This is the last post in my series of lessons learned from the last day of my entrepreneurial finance class. Here you will read how our professor, with over 50 years of investment banking and venture capital experience, describes what a good deal looks like to him. As he likes to say, a good deal can be characterized by the following "easily identifiable but hard to assemble attributes."
- Team: World-class managerial team.
-Cover the necessary verticals and horizontals (top to bottom and across functions)
-Relevant skills for opportunity
-Ideally worked successfully together in the past. This last point allows the team to function quickly and efficiently, bypassing "get to know you time." - Opportunity: Attractive, sustainable model.
-From a survey of entrepreneurs we read in class, 71% of entrepreneurs got their idea by replicating or modifying an idea encountered through previous employment. This means that ideation is usually experiential, not a light bulb going off in your head in a garage.
-Doing something with the idea in real life is better than planning and postponing. In the same study as above, only 28% of entrepreneurs had a full-blown business plan, and 41% had no formal written plan at all. Though our school prides itself on the "Business Plan Development" class it offers, our professor told us that it could be ok to proceed without a formal plan if one has experience in the field, since plans never really survive once they make contact with the real world.
-Offense: Create a competitive edge. This means having multiple options for expansion and an opportunity that is unique to the enterprise and the team.
-Number of ways to extract value from the opportunity. This could be through a positive harvest, like a sale or IPO, as well as the option to scale down operations to a sustainable, more profitable niche area, and liquidation when necessary.

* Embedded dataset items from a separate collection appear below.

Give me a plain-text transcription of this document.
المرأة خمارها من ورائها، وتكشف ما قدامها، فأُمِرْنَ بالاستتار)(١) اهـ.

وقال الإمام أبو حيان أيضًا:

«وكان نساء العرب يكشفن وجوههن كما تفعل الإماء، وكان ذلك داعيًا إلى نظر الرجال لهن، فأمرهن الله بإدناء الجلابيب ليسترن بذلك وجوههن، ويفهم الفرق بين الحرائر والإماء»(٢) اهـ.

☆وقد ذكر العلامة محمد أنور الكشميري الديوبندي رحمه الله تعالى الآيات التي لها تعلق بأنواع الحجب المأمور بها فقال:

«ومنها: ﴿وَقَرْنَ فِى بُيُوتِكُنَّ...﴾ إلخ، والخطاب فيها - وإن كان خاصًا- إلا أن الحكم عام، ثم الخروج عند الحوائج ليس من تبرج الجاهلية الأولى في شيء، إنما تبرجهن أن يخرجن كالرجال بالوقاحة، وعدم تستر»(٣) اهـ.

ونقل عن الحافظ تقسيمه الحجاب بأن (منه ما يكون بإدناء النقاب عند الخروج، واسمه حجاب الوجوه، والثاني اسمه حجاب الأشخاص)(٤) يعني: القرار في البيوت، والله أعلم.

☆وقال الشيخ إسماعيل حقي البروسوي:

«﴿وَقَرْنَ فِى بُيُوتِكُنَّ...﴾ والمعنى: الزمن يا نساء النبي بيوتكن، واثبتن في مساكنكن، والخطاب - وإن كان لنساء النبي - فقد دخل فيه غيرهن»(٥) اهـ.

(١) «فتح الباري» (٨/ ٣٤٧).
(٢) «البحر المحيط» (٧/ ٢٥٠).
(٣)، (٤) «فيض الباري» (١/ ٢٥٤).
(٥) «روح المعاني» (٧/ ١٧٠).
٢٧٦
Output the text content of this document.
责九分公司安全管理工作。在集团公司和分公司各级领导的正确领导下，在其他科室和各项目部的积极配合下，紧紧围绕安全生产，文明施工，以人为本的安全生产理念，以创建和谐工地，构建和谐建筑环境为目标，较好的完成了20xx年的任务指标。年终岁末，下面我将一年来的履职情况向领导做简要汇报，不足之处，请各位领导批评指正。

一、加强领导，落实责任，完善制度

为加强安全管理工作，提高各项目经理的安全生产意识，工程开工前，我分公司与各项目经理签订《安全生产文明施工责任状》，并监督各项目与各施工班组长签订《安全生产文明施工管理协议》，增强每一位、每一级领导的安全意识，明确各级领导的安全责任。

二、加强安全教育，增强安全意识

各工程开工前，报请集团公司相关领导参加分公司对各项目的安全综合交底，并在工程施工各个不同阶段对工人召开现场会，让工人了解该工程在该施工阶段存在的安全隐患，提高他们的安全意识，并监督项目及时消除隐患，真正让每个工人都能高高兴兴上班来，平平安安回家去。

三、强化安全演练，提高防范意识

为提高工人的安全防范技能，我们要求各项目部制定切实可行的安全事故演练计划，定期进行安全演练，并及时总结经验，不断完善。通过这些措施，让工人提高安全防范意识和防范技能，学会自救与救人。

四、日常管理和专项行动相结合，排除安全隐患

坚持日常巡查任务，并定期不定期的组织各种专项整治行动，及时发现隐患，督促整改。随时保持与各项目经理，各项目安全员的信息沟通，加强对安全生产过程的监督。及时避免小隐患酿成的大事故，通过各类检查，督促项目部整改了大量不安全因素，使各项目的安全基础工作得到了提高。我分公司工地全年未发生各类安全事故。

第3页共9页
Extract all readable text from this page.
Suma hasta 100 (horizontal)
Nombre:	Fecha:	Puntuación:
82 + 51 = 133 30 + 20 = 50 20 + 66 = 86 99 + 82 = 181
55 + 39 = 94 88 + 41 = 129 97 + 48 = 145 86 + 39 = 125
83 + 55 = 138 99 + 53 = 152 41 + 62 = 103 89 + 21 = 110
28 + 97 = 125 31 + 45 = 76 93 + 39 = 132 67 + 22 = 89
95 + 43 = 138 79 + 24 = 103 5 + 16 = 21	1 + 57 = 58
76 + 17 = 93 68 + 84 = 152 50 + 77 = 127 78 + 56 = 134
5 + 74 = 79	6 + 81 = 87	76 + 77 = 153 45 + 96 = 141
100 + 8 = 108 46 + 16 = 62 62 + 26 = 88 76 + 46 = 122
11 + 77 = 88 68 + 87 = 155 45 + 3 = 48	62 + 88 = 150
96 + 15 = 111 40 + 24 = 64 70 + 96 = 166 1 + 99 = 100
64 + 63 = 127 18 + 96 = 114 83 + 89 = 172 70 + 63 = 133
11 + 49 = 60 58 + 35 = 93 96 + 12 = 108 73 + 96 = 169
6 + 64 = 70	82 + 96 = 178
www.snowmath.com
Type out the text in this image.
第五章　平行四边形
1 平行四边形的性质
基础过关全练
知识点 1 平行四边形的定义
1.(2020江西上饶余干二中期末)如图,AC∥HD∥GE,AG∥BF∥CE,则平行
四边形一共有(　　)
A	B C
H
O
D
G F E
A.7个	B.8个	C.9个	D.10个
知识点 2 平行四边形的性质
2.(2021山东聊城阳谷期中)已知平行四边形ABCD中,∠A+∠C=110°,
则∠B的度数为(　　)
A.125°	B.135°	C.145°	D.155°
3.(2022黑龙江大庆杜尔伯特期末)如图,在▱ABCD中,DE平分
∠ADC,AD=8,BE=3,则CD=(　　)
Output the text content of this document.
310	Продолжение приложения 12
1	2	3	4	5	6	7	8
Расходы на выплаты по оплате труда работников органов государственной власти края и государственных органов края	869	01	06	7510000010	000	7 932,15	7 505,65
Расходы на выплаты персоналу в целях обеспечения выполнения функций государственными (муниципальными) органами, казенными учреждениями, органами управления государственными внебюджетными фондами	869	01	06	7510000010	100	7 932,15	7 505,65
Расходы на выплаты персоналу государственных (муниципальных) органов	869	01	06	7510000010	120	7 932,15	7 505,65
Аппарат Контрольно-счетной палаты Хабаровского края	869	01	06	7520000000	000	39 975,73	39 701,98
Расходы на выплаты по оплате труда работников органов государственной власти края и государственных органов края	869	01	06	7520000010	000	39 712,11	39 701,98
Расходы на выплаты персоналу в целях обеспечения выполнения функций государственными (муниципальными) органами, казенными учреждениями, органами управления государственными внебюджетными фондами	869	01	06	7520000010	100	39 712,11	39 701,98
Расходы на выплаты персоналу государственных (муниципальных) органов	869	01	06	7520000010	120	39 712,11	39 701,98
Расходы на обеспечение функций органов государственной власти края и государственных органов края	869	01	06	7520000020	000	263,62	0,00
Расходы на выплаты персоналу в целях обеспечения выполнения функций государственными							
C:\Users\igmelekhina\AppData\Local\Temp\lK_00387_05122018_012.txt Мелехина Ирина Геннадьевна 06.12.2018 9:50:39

-Defense: Defend your edge through continuous innovation. - Context: Favorable regulation and macroeconomics.
- Deals: Sensible, binding the opportunity with people through correct incentives.
- Financed: By individuals who add value in addition to their capital, increasing the likelihood of success.
- Financing terms: Provide the right incentives for the provider and recipient of capital.
In class, we read an interview with past Disney CFO Gary Wilson. When asked what creates value, he wrote, "Creativity creates value. In finance that means structuring deals creatively." But we know that financing doesn't cure management problems and is only the tail end of the process; it doesn't make or break a business but rather just gives managers time to succeed or fail. - Capital: Access to additional capital as warranted.